Поскольку сама принадлежу к журналистскому цеху, знаю лихость, безоглядность, эгоизм газетчика, готового на все ради публикации своего, написанного только что, горячего материала. Знаю и наше стреноженное топтание в предбаннике начальственного кабинета, откуда секретарша вот-вот вынесет гранки, измаранные, изуродованные державной правкой – и лютая ненависть к нему, тирану, душителю, трусу, цепляющемуся за свой пост, льготы, привилегии, как Кощей бессмертный.
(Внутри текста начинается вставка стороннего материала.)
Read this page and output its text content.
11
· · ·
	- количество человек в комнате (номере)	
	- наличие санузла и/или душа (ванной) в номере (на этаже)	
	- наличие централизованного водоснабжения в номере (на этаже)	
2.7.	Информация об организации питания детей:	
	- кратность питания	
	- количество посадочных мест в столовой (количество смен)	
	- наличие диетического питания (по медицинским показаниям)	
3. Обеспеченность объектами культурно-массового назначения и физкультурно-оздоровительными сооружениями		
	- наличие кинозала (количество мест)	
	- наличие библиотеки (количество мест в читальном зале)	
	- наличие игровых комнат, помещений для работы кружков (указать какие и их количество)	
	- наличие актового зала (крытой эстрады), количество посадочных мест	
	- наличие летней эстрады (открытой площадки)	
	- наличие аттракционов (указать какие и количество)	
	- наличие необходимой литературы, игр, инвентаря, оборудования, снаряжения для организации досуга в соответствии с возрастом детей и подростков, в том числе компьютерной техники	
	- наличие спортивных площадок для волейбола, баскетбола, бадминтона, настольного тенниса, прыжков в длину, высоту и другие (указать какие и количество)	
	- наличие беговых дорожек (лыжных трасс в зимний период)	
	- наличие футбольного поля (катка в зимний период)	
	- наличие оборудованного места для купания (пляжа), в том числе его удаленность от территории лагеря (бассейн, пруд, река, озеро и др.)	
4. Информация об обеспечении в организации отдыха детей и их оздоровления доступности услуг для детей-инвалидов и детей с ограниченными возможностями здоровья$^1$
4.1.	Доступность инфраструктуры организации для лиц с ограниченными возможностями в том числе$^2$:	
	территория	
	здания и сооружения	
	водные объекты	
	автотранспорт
Я сама из стана зависящих от воли редактора-деспота, это моя профессиональная среда.
Но по прихоти обстоятельств, факту рождения имела возможность с близкого расстояния наблюдать за теми, кто взял власть; потом власть взяла их, принудив тем заниматься, к чему не было ни охоты, ни склонности. Чаковский строчил бездарные, как жвачка пресные романы-эпопеи, а моего отца, шутника, озорника, чистопородную богему, загнали в начальственное кресло и там сгноили.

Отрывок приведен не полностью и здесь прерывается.